Hammam berharap inovasi Bio-pas bisa menjadi pendorong dan inspirasi bagi masyarakat khususnya terkait industri batik, untuk terus melakukan inovasi baik dibidang peralatan batik, zat pewarna, penanganan limbah dan lainnya. Dengan Inovasi Bio-Pas untuk menggantikan paraffin yang merupakan produk impor dan berbagai inovasi yang bersumber bahan baku di dalam negeri, maka tingkat kandungan komponen dalam negeri (TKDN) industri batik juga akan meningkat.
Selain itu, inovasi Bio-Pas dalam industri batik meningkatkan serapan produk minyak sawit. Industri sawit nasional dengan jumlah tenaga kerja yang terlibat didalamnya mencapai lebih dari 15 juta orang dapat menjadi pasar bagi produk industri batik nasional. “Semoga hal ini dapat menjadi bagian dari integrasi industri nasional,” tuturnya.
Pada Webinar tersebut, Menteri Pariwisata dan Ekonomi Kreatif/Kepala Baparekraf, Sandiaga Ugo mengatakan bahwa Kemenparekraf akan terus mendukung upaya pelestarian batik dan inovasi untuk menggabungkan industri sawit pada warisan budaya kebanggaan Indonesia.

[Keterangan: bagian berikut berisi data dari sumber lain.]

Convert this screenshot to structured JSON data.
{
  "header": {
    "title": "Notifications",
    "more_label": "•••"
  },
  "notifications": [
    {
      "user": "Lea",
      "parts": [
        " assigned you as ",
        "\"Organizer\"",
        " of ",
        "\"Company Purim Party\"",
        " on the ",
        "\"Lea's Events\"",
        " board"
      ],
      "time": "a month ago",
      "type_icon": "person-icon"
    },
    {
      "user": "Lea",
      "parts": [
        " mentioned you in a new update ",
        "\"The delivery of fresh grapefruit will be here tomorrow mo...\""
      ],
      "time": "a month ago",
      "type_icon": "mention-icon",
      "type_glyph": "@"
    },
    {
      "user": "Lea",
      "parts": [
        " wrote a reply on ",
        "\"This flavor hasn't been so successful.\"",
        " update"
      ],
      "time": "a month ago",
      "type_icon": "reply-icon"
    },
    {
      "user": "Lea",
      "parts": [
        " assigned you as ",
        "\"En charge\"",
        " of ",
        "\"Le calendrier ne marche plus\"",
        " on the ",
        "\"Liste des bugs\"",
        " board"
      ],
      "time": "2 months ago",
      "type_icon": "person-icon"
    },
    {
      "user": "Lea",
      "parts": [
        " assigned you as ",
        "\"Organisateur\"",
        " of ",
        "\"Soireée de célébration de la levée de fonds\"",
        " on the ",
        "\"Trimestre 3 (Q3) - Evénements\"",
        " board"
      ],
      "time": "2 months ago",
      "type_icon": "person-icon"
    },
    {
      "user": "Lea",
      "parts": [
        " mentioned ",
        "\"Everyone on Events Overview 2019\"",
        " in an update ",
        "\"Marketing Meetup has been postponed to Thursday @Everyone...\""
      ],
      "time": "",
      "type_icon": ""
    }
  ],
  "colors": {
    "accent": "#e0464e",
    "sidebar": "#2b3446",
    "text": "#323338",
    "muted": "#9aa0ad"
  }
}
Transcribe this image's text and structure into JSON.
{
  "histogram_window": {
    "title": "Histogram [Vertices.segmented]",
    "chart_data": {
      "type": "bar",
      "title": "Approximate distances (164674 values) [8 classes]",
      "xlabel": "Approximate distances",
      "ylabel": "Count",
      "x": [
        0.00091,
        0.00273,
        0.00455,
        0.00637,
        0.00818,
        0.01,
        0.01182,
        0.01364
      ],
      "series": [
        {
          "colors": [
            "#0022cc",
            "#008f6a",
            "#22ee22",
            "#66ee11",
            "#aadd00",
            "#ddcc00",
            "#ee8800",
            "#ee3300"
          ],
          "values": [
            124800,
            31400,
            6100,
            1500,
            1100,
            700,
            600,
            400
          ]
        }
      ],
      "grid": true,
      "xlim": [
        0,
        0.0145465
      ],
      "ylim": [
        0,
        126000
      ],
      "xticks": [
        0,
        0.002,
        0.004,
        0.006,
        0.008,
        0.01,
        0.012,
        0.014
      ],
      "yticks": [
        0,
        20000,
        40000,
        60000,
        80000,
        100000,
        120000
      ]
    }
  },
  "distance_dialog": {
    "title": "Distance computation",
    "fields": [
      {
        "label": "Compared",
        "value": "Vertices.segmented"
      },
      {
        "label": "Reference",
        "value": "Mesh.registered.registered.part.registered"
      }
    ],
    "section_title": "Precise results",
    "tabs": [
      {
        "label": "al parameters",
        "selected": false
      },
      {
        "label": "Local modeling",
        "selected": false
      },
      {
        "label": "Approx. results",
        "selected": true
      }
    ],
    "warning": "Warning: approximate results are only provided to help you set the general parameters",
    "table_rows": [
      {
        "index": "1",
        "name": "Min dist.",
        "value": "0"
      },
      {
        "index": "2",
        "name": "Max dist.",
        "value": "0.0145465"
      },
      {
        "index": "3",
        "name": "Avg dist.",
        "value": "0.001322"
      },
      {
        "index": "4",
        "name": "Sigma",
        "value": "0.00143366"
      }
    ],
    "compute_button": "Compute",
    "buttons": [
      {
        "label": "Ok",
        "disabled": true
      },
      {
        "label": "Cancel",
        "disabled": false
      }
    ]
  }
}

“Batik merupakan refleksi dari keberagaman budaya Indonesia. Ini adalah penggerak dan pemacu roda perekonomian. Batik bisa menjadi lokomotif untuk keluar dari pandemi dan keterpurukan ekonomi,” katanya.
Sandiaga berharap malam batik berbasis sawit ini dapat berkontribusi besar pada produksi batik Indonesia ke depannya.
Sementara itu, Direktur Utama Badan Pengelola Dana Perkebunan Kelapa Sawit (BPDPKS) Kementerian Keuangan, Eddy Abdurrachman mengatakan produk-produk sawit telah mewarnai kehidupan sehari-hari masyarakat Indonesia. Tak hanya minyak goreng, penggunaan sawit dan produk turunanya ada pada sampo, sabun, deterjen, produk kosmetik, personal care, roti, susu formula dan lain-lain.
“Kontribusi sawit dalam mendukung industri kreatif batik melalui produk turunan sawit Bio-Paraffin Substitute (Bio-Pas) pada akhirnya akan meningkatkan kesejahteraan bagi para pekebun sawit,” pungkasnya.
Webinar Kemitraan UKM Batik Sawit ini juga menghadirkan Kepala Badan Standardidasi dan Kebijakan Jasa Industri, Doddy Rahadi; Deputi Kepala BPPT Bidang Teknologi Agroindustri dan Bioteknologi, Soni Solistia Wirawan; Ketua Asosiasi Perajin dan Pengusaha Batik Indonesia, Komarudin Kudiya; Plt. Ketua Umum Dewan Minyak Sawit Indonesia, Sahat M. SInaga; Kepala Balai Besar Kerajinan dan Batik, Titik Purwati Widowati; dan Perekayasa Utama BPPT, Indra Budi Susetyo.